The team compared their findings in Katmandu with bones and remains that were found earlier in the southern Mustang region by a Nepali-German team. Eng said some had gone through natural desiccation (drying) or were mummified—evidence that even in this tiny pocket of Nepal there had been several mortuary traditions. She returned to the Mustang site and a site with shaft tombs located near the village of Samdzong in May 2011. The team collected the bones of seven more individuals, for a total of 34. She said nearly 67 percent of all the bones had been de-fleshed, most likely with a metal knife, which the team believes is evidence that these people observed a funerary tradition that is similar to one known as a Tibetan “sky burial,” a practice which did not enter into the region until centuries later. In that tradition, the deceased’s body is cut up and left on a mountaintop, exposing the remains to the elements and predatory animals and birds.

“In Tomb 5 in Samdzong, we found evidence of an elaborate mortuary treatment, including the remnants of a box that had a picture of a man riding a horse on it depicted in red and white,” she said. “Under a boulder, remains of an adult male and a child about 10 years old were discovered. From our viewpoint, we could tell that the adult received an elaborate treatment, including a mask made from gold leaf that might have been placed like a shroud. Lots of beads from different areas such as Pakistan, India, and Iran, and iron daggers were also collected. These discoveries, and ones made earlier, are evidence that this region was the nexus of a lot of trade, because elements of many cultures were collected.”

All the bones collected from the shaft tombs were taken to Samdzong, where Aldenderfer’s team met with representatives of the village, who will decide what to do with the remains, including possibly creating a museum for local history. “Being a bioarcheologist is not just looking at the bones,” Eng said. “You can learn some history from the bones, but there is also the process of talking with the people I meet on a daily basis about their cultural history and experiencing all the different landscapes.”

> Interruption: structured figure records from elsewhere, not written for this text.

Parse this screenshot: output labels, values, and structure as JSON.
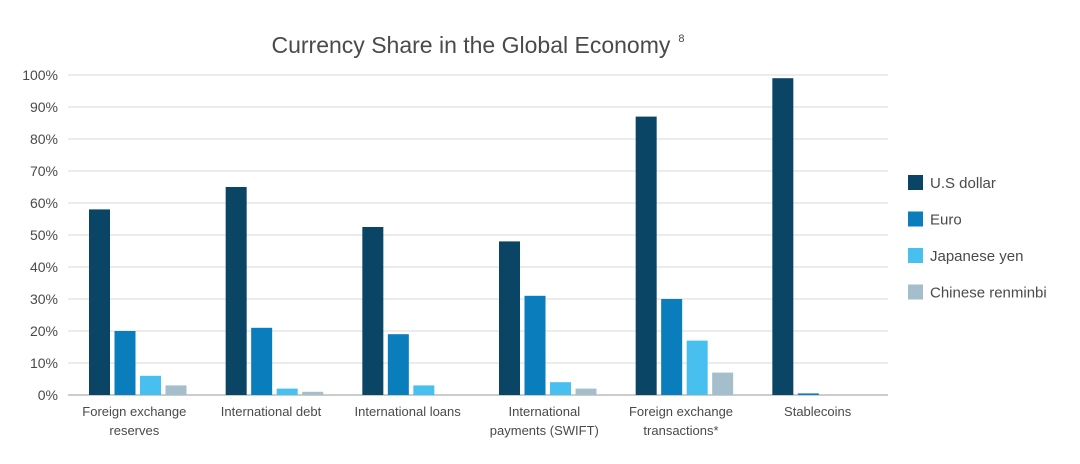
{
  "chart_data": {
    "type": "bar",
    "title": "Currency Share in the Global Economy",
    "title_superscript": "8",
    "ylim": [
      0,
      100
    ],
    "yticks": [
      0,
      10,
      20,
      30,
      40,
      50,
      60,
      70,
      80,
      90,
      100
    ],
    "ytick_labels": [
      "0%",
      "10%",
      "20%",
      "30%",
      "40%",
      "50%",
      "60%",
      "70%",
      "80%",
      "90%",
      "100%"
    ],
    "grid": true,
    "legend_position": "right",
    "categories": [
      [
        "Foreign exchange",
        "reserves"
      ],
      [
        "International debt"
      ],
      [
        "International loans"
      ],
      [
        "International",
        "payments (SWIFT)"
      ],
      [
        "Foreign exchange",
        "transactions*"
      ],
      [
        "Stablecoins"
      ]
    ],
    "series": [
      {
        "name": "U.S dollar",
        "color": "#0b4566",
        "values": [
          58,
          65,
          52.5,
          48,
          87,
          99
        ]
      },
      {
        "name": "Euro",
        "color": "#0a7dbd",
        "values": [
          20,
          21,
          19,
          31,
          30,
          0.5
        ]
      },
      {
        "name": "Japanese yen",
        "color": "#47c0f0",
        "values": [
          6,
          2,
          3,
          4,
          17,
          null
        ]
      },
      {
        "name": "Chinese renminbi",
        "color": "#a4bfcb",
        "values": [
          3,
          1,
          null,
          2,
          7,
          null
        ]
      }
    ]
  }
}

Though conditions were grueling—hiking at high elevations and working with limited light in the cold—Eng said she greatly enjoyed the expeditions beyond the discoveries because it provided an opportunity to meet people from a variety of backgrounds. Aldenderfer’s team included Pete Athans, who has scaled Mt. Everest seven times, his wife, who served as the videographer, Mohan Singh Lama of the Nepal Department of Archeology, climbers, photographers, many local Sherpas and lots of mules and horses. She will return to Nepal in May-June 2013 to conduct research in some specific caves identified by Aldenderfer’s team.

“It‛s the inherent mystery,” she says. “I like revealing the story of how these people lived, what they encountered, what they survived and adapted to.”